Even in Elvis Costello's unpredictable career (rock and country to string quartets, soundtracks and and music for a ballet among many other things), this album with the American hip-hop outfit the Roots comes as unexpected. But the real surprise is that it isn't what might be anticipated - typically wordy Costello's lyrics bent towards rap - but a clever mash-up of stalking beats, samples, strings and horns with some of Costello's previous lyrics given unexpected re-settings.

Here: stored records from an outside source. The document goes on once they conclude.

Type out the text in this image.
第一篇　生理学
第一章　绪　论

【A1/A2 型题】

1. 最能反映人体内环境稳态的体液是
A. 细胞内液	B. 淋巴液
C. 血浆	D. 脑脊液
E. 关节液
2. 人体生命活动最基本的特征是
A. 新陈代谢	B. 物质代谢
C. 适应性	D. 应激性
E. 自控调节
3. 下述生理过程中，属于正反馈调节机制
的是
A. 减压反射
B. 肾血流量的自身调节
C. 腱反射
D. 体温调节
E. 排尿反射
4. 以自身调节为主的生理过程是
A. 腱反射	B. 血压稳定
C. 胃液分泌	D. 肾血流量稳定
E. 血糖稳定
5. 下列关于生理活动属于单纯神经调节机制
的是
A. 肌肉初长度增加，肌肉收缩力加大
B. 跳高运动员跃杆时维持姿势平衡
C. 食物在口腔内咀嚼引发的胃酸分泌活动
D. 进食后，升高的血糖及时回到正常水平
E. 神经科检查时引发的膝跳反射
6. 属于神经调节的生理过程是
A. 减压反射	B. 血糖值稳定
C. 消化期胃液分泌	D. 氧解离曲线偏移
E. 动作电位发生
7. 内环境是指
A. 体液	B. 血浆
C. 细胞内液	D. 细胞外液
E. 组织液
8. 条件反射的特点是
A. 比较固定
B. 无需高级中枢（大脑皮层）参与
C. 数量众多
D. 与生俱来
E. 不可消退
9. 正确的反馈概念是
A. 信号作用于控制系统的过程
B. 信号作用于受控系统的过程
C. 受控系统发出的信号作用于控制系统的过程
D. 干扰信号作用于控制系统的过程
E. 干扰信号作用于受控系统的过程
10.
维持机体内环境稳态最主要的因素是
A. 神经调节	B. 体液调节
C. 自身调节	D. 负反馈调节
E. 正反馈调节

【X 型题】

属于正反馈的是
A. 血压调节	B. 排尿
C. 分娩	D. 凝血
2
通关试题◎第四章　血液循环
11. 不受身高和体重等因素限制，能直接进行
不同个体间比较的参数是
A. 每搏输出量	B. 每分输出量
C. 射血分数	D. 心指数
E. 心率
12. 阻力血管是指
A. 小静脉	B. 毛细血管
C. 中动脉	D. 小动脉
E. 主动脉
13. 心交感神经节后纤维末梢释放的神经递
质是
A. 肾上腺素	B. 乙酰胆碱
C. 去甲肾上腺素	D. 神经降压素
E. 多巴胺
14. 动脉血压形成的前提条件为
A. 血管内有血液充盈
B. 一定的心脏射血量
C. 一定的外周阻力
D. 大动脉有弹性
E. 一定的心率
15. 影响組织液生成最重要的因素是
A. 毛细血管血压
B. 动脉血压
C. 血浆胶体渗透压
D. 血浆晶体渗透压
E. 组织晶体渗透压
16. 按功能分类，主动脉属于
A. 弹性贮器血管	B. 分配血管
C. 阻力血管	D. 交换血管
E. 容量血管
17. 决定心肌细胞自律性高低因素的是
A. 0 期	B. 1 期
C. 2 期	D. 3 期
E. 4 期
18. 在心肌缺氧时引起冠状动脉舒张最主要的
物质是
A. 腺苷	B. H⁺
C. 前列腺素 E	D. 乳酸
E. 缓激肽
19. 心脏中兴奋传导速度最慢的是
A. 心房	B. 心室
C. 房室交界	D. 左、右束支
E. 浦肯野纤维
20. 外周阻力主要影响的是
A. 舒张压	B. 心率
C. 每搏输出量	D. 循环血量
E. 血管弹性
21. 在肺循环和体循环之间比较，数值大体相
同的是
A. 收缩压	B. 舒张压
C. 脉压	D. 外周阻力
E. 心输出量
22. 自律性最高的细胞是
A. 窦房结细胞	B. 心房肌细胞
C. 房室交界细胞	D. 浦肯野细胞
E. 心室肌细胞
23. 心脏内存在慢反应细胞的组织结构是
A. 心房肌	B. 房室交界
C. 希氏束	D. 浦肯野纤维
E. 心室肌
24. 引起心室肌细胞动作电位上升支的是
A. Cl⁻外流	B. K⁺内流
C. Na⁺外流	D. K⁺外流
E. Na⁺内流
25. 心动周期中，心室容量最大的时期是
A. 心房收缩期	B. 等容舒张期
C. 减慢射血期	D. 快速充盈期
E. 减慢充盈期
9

Lines and small musical samples are pulled in from songs separated by decades. The appropriately eerie Stick Out Your Tongue here, for example, is a slow moody take on his frantic Pills and Soap (from Punch the Clock in 83) with lines inserted from the furious Hurry Down Doomsday (from Mighty Like a Rose, '91) and from the more recent National Anthem. The result is an entirely new piece, as is the funky New Orleans take of Wake Me Up, which has its origins in the furiously impenetrable song Bedlam off his 2004 album The Delivery Man.
Elsewhere across most of these bent but beguiling songs there are other lyrical or musical references to his past, but with the presence of the Roots, weird string parts and places where the vocals are echoed and delayed, this is more than merely a clever exercise.
Even if you recognise some of the songs' origins (and hardly matters if you don't) they become completely different experiences and lines that once meant one thing now mean another. Throughout, Costello mostly dials down the melodrama and vibrato he can be prone to employ, so much of this also feels uncomfortably up close and menacing.
But they also bring beauty: the deceptively romantic and 50s-sounding Tripwire (opening with a sample from Satellite, off Spike from '89, which the song is built around) and the new If I Could Believe at the end as a hopeful closer among the preceding unease, are among the most sensitive he has written. Although Tripwire's lyrics suggest darker places than the melody and delivery evokes.